Uma beatificação controvertida, contestada, impugnada, a de Giovanni Maria Mastai-Ferretti, o Papa Pio IX. Acusam-no de anti-semita, autoritário, e extremado conservador. Pio IX comandou o Vaticano entre 1.846 e 1.878. “Eu sou a Igreja, eu sou a tradição”, teria repetido com freqüência, enquanto esteve sentado no trono do Santo Pescador. Em defesa do novo beato, levantou-se um teólogo brasileiro. E, à imprensa, disse que Pio IX dirigiu a Igreja num período de “enormes tensões”. Ressaltou ainda, que “diante do anticlericalismo exacerbado, o papa cercou-se de assessores ultra-conservadores”. É provável. É provável.
Com a celeuma criada em derredor de uma simples beatificação, chego à conclusão de que teve razão Victor Hugo quando opinou sobre canonizações. Para o irônico escritor francês, elas demoram porque a Igreja espera que morram todas as testemunhas da vida do seu candidato a santo. Pio IX viveu e morreu no século passado. Por que, então, tanto rebu em torno do ato de João Paulo II conferindo ao colega o título de beato? Não está viva uma só pessoa que, em algum momento, tenha privado da intimidade do pontífice, cuja beatificação se questiona. Há, sim, o testemunho da História. Que deve ser sempre levado em conta. Principalmente quando se quer botar alguém nos altares, para a permanente veneração dos fiéis. Ora, se pairam dúvidas sobre o comportamento do novo beato, como pedir, amanhã, a intercessão de São Pio IX?

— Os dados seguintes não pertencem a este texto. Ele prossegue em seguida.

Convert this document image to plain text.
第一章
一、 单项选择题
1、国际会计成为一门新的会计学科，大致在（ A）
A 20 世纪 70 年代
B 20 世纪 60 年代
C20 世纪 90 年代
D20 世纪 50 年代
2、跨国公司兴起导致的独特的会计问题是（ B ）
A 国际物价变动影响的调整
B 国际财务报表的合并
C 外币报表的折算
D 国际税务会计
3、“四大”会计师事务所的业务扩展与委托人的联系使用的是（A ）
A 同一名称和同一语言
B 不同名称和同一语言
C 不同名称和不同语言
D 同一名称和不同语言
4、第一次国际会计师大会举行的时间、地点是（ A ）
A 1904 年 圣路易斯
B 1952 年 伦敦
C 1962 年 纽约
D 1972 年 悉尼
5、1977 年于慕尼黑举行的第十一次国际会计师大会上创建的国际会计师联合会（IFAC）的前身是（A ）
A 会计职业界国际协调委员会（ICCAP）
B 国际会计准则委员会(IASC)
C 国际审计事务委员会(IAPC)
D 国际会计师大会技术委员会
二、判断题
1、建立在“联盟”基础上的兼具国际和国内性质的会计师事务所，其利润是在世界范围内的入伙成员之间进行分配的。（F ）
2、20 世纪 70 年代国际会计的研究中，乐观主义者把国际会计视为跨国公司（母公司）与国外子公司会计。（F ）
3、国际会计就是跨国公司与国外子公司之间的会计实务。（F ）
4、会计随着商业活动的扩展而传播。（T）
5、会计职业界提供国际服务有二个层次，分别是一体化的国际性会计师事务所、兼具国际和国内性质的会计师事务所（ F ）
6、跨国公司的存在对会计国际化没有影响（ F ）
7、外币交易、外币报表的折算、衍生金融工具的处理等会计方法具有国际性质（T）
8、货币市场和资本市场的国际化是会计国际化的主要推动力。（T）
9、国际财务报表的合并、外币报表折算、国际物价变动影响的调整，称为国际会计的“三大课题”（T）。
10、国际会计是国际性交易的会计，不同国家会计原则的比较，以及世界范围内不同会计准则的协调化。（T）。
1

Não conheço, com detalhes, a vida de Giovanni Maria Mastai-Ferretti. E muito menos os motivos que levaram Karol Voijtila a elevá-lo à condição invejável de beato da sua (nossa) Igreja. Por isso, não faço críticas a João Paulo II que, contra tudo e contra todos, decidiu beatificar mais um sucessor de São Pedro. Ainda mais um papa que, segundo dizem, foi o que mais beatificou: 1.052 beatos, em 2.000 anos de história da Igreja Católica Romana. Conhece, pois, mais do que ninguém, o riscado.
Depois da quase canonização de Pio IX, uma pergunta: por onde anda o processo de beatificação do padre cearense José Antônio de Maria Ibiapina? Muito pouco sobre esse processo se tem falado, desde sua abertura, que somente ocorreu em 1991! Ora bolas, um sacerdote já santificado pelo povo do Nordeste, por que somente 108 anos depois de sua morte a Igreja admitiu pensar na sua beatificação? A voz do povo deixou, por acaso, de ser a voz de Deus? Não. “Vox populi, vox Dei”
Recordando. O padre Ibiapina nasceu na fazenda Olho D’água, pertinho da cidade cearense de Sobral, no dia 5 de agosto de 1806. Morreu na Paraíba, em 19 de fevereiro de 1883. Foi advogado, juiz e deputado. Renunciou a beca, a toga e a política, e se ordenou sacerdote. Imediatamente fez do Nordeste a sua paróquia predileta. Sem ajuda oficial, numa época de estradas ruins, e incipientes meios de transporte, padre Ibiapina, a pé ou a cavalo, fez caridade nos mais esquecidos recantos do sertão nordestino. Quem disse que fazer caridade é coisa fácil?
No Ceará, Paraíba, Pernambuco e Rio Grande do Norte, construiu açudes, hospitais, igrejas, cemitérios e escolas. Mas sua grande obra foi, sem sombra de dúvidas, a criação das “Casas de Caridade”. Enfrentando inenarráveis dificuldades, construiu 22 dessas casas, onde os sem-nada dos quatro estados tinham tudo.
Exerceu seu apostolado, no momento em que sua Igreja era dirigida por uma papa interessante! chamado Pio IX. E vejam o que aconteceu: nas suas andanças pelo Nordeste, homenageou o chefe da sua Igreja. Como? No acolhedor Piaui, o padre Ibiapina fundou um povoado, e a ele deu o nome de Pio IX. Isso por volta de 1.871.
Pio IX, agora beato, numa demonstração de carinho e gratidão, está, no meu modesto modo de ver, obrigado a mexer os pauzinhos em favor do padre pai d’égua José Ibiapina. Com o seu adjutório, logo teremos, nos altares do mundo, um santo cabeça-chata. Amém!